The murder began a long legal saga where the pair was found guilty, acquitted, found guilty again and finally cleared of all charges in 2015.

But Knox still had a related conviction for slander, for blaming the murder on a local bar owner during initial questioning by police.

In October, Italy’s highest court threw out that conviction on appeal and ordered a retrial, which began earlier this year in Florence in Knox’s absence.

The night she was interrogated was “the worst night of my life… I was in shock, exhausted”, she said on Wednesday.

“The police interrogated me for hours and hours, in a language which I hardly knew, without an official translator or a lawyer”.

“I didn’t know who the killer was… They refused to believe me”, she said.

‘Something so horrible’

Kercher’s half-naked body was found in a pool of blood inside the roommates’ cottage in November 2007. Her throat had been slit and she had suffered multiple stab wounds.

During police questioning, Knox implicated Congolese bar owner Patrick Lumumba, who then spent almost two weeks behind bars before being released without charge.

Knox was convicted of slandering him in 2011 and sentenced to three years already served.

But she said she was yelled at and slapped during the police investigation – claims that prompted a separate charge of slandering police, of which she was cleared in 2016.

Amanda Knox arriving in court in Florence, on June 5th, 2024. (Photo by Tiziana FABI / AFP)

The police had found a message on Knox’s phone they said was proof she and Lumumba were plotting.

“They told me I had witnessed something so horrible that my mind had blocked it out,” Knox said on Wednesday. “One of the officers cuffed me round the head and said ‘remember, remember!’,” she said.

“In the end… I was forced to submit.
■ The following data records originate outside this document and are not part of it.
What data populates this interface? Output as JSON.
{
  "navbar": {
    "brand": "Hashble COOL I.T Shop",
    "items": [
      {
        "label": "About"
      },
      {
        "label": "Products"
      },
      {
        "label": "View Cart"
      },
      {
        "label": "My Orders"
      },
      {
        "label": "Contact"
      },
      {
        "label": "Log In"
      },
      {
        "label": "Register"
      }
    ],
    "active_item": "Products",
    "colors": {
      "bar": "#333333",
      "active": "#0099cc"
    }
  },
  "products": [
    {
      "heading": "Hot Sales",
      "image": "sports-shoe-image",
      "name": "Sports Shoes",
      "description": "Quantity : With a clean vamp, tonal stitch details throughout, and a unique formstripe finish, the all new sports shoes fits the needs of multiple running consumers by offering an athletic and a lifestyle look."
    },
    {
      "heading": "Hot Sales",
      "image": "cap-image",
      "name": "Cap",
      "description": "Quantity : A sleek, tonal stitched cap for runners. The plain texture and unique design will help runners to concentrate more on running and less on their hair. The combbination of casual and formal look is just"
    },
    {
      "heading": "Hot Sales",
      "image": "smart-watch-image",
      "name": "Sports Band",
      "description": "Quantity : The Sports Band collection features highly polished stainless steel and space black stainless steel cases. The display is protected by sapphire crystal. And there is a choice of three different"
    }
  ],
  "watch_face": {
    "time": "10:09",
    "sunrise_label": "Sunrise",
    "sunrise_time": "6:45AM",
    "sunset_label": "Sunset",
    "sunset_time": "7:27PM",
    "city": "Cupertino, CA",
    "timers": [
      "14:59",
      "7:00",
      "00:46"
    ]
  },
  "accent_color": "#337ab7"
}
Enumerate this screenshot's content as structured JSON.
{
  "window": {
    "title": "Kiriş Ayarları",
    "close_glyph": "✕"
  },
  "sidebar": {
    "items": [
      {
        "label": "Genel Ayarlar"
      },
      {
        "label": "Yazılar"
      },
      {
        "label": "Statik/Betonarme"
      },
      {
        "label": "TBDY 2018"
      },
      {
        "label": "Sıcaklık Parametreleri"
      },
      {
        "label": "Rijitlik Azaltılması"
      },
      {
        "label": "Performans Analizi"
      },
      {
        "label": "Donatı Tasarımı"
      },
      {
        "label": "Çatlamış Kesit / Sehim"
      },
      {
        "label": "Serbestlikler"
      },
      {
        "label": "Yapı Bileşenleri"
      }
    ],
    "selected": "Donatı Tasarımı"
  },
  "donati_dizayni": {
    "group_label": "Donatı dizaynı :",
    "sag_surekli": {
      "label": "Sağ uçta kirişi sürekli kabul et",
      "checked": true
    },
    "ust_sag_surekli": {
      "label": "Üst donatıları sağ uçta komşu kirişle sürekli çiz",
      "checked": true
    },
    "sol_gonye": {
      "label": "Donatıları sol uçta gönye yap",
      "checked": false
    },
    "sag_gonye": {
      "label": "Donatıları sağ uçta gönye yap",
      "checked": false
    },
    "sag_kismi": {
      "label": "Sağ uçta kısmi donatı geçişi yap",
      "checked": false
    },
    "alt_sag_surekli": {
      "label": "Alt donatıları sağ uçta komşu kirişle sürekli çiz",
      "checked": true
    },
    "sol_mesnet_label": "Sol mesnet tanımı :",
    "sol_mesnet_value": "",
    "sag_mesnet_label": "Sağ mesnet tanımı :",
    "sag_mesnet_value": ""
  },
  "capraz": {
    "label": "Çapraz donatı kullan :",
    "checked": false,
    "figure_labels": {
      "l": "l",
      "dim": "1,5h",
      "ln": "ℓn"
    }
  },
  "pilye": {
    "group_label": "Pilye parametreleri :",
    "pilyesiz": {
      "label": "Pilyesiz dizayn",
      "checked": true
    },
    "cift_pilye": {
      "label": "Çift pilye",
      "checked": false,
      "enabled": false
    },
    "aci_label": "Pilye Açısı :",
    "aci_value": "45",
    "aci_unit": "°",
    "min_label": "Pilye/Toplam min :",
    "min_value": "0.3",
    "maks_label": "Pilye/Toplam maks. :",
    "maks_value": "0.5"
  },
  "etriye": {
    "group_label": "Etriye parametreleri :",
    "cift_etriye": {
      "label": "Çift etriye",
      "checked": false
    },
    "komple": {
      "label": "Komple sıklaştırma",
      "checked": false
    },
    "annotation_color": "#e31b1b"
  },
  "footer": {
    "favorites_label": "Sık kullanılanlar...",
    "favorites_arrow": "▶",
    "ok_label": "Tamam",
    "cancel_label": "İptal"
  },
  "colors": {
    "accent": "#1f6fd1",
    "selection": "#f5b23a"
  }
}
I was too exhausted and confused to resist.”

The European Court of Human Rights in 2019 ruled that Knox had not been provided with adequate legal representation or a professional interpreter during her interrogation.

That ruling, which found her treatment “compromised the fairness of the proceedings as a whole”, was cited by Italy’s top court last year when it ordered the retrial.

‘Monster of Perugia’

Knox said last October that at the time of Kercher’s murder, Lumumba “was my friend”.

But Lumumba’s lawyer, Carlo Pacelli, described how Knox’s accusation changed his life.

“When he was accused by Amanda he became universally considered the monster of Perugia,” he told reporters outside court.

Knox was hugged by her husband in court – the same one where she was reconvicted of murder in 2014 – as reporters looked on.

Her murder trial attracted global interest, much of it salacious, focusing on prosecutors’ claims that Kercher died as part of a sex game gone wrong.

But Italy’s highest court, when it acquitted Knox and former boyfriend Raffaele Sollecito once and for all, said there had been “major flaws” in the police investigation.

One person remains convicted of Kercher’s murder — Ivorian Rudy Guede, who was linked to the scene by DNA evidence.

He was sentenced in 2008 to 30 years for murder and sexual assault, his sentence later reduced on appeal to 16 years.

Guede was released early in November 2021.

Now 36 and with two young children, Knox is a journalist, author and campaigner for criminal justice reform.

She first returned to Italy five years ago to address a conference on wrongful convictions, appearing on a panel entitled “Trial By Media”.